I'm not sure if the standard specifies if it is valid, but I believe it is implementation-dependent. I just tried your first example with one SQL engine, and it worked fine.
use aliasses :
SELECT DATEPART(YEAR,LastSeenOn) as 'seen_year', COUNT(*) as 'count'
FROM Employee AS e
GROUP BY 'seen_year'
** EDIT **
if GROUP BY alias is not allowed for you, here's a solution / workaround:
SELECT seen_year
, COUNT(*) AS Total
FROM (
SELECT DATEPART(YEAR,LastSeenOn) as seen_year, *
FROM Employee AS e
) AS inline_view
GROUP
BY seen_year
databases that don't support this basically are choosing not to. understand the order of the processing of the various steps, but it is very easy (as many databases have shown) to parse the sql, understand it, and apply the translation for you. Where its really a pain is when a column is a long case statement. having to repeat that in the group by clause is super annoying. yes, you can do the nested query work around as someone demonstrated above, but at this point it is just lack of care about your users to not support group by column numbers.

How to refer to a variable create in the course of executing a query in T-SQL, in the WHERE clause?

What the title says, really.
If I SELECT [statement] AS whatever, why can't I refer to the whatever column in the body of the WHERE clause? Is there some kind of a workaround? It's driving me crazy.
As far as I'm aware, you can't directly do this in SQL Server.
If you REALLY have to use your column alias in the WHERE clause, you can do this, but it seems like overkill to use a subquery just for the alias:
SELECT *
FROM
(
SELECT [YourColumn] AS YourAlias, etc...
FROM Whatever
) YourSubquery
WHERE YourAlias > 2
You're almost certainly better off just using the contents of the original column in your WHERE clause.

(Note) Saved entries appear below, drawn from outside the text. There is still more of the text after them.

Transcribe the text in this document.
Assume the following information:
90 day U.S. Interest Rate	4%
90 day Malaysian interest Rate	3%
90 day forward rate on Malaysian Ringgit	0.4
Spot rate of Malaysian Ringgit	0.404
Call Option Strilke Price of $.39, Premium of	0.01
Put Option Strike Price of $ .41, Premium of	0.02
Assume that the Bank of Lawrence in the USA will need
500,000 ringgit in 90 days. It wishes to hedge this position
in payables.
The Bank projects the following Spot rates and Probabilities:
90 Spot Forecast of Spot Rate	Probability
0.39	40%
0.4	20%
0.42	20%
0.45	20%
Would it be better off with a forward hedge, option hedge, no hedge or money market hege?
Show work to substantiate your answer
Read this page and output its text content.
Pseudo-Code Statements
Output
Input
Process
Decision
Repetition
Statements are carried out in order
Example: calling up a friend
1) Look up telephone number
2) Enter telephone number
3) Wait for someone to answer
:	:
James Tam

It has to do with the way a SELECT statement gets translated into an abstract query tree: the 'whatever' only appears in the query result projection part of the tree, which is above the filtering part of the tree, so the WHERE clause cannot understand the 'whatever'. This is not some internal implementation detail, it is a fundamental behavior of relational queries: the projection of the result occurs after the evaluation of the joins and filters.
IS really trivial to work around the 'problem' by making the hierarchy of the query explicit:
select ...
from (
select [something] as whatever
from ...
) as subquery
WHERE whatever = ...;
A common table expression can also server the same purpose:
with cte as (
select [something] as whatever
from ...)
select ... from cte
WHERE whatever = ...;
It's to do with the order of operations in the select statement. The WHERE clause is evaluated before the SELECT clause so this information isn't available. Although it is available in the ORDER BY clause as this is processed last.
As others have mentioned, a sub-query will get around this problem.